PARSEC is made available to the community free of charge, under the GNU General Public License. Please be aware that this code comes as is. We make no warranty with respect to any bugs and we cannot respond to help requests. See our user’s guide for help. Legal issues are covered by the General Public License . Use of the L-BFGS package, part of PARSEC, is also subject to conditions of use.
Version of the code (PARSEC 1.4) can be downloaded. A user’s guide is available.
If you publish work using our code, please cite some of the following articles:
J. R. Chelikowsky, N. Troullier, and Y. Saad, Finite-difference pseudo potential method: Electronic structure calculations without a basis, Phys. Rev. Lett. 72, 1240 (1994).
J. R. Chelikowsky, The pseudopotential-density functional method applied to nanostructures, J. of Phys. D 33, R33 (2000).
L. Kronik, A. Makmal, M.L. Tiago, M.M.G. Alemany, M. Jain, X. Huang, Y. Saad, and J.R. Chelikowsky, PARSEC-the pseudopotential algorithm for real-space electronic structure calculations: Recent Advances and novel applications to nano-structures, physica status solidi (b) 243, 1063 (2006).
Y. Saad, J.R. Chelikowsky and S.M. Shontz, Numerical methods for electronic structure calculations of materials, SIAM Rev. 52, 3 (2010).
The first version of NanoGW was developed by Murilo Tiago and James R. Chelikowsky between 2004 and 2009. Later it is developed and maintained by Linda Hung, Serdar Ogut and Weiwei Gao. Weiwei Gao implemented a symmetry-adapted interpolative separable density fitting method to drastically speed up the evaluation of kernel matrix elements in the calculations performed with NanoGW.
NanoGW was originally named as RGWBS, which is more difficult to remember (so we changed the name to “NanoGW”). Since the main advantage of this package is for confined, nanoscale systems, so we call it NanoGW.
What can NanoGW do:
This package can perform the following calculations:
- Linear-response time-dependent density functional theory (by solving Casida equation)
- Full-frequency GW calculation with or without LDA vertex function (does not support spin-orbit coupling)
- Construct and solve Bethe-salpeter equation
This package has been tested thoroughly and optimized for molecules and nanoclusters. It runs particularly efficient for small-size (less than 30 atoms) molecules or clusters. This package can also deal with crystalline systems. However, its functionality for dealing crystals has not been thoroughly tested yet.
We have tested it one a few Linux/Unix machines, including NERSC cori, TACC stampede2, Workstation of Oden institute at UT Austin and personal computers that run Ubuntu or Mac OS. Now it can handles molecules (12 atoms or 50 electrons) with a few minutes and reasonable accuracy on personal computers with a 2-core/4-thread intel processor.

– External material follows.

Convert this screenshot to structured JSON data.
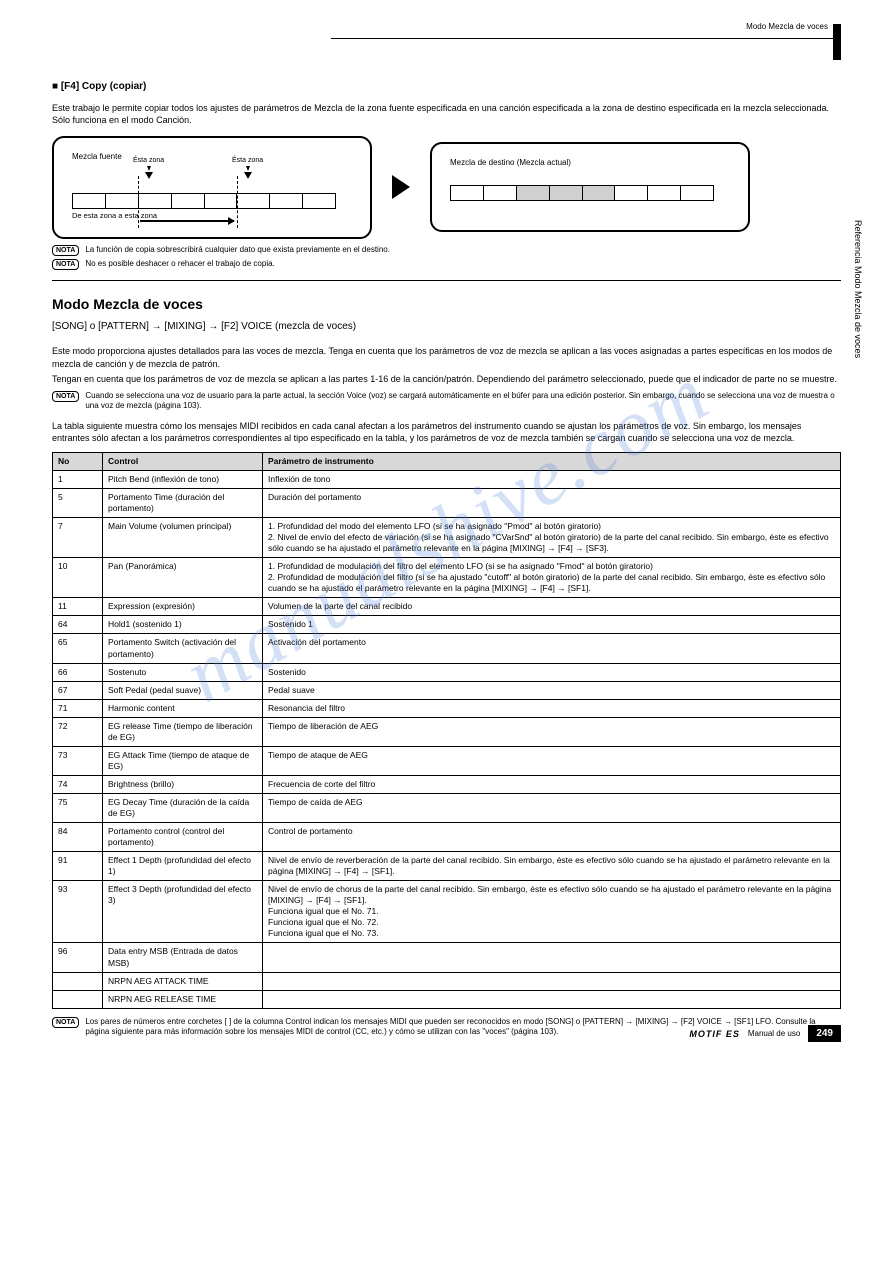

What does NanoGW need as input:
This package requires wave functions and Kohn-Sham energies calculated with PARSEC as input. It also support plane-wave based DFT package PARATEC. NanoGW will convert the plane-wave based wave functions to real-space based wave functions. However, its compatibility with PARATEC has not been thoroughly tested yet.
How to cite this software:
If you find NanoGW is useful and use it for your publication, please cite the following paper:
Tiago, Murilo L. and Chelikowsky, James R, “Optical excitations in organic molecules, clusters, and defects studied by first-principles Green’s function methods,” Phys. Rev. B 73, 205334 (2006).
If you use interpolative separable density fitting (ISDF) to speed up your calculation, please also cite the following paper:
Gao, Weiwei and Chelikowsky, James R., “Accelerating Time-Dependent Density Functional Theory and GW Calculations for Molecules and Nanoclusters with Symmetry Adapted Interpolative Separable Density Fitting,” J. Chem. Theory and Comp. 16, 2216 (2020).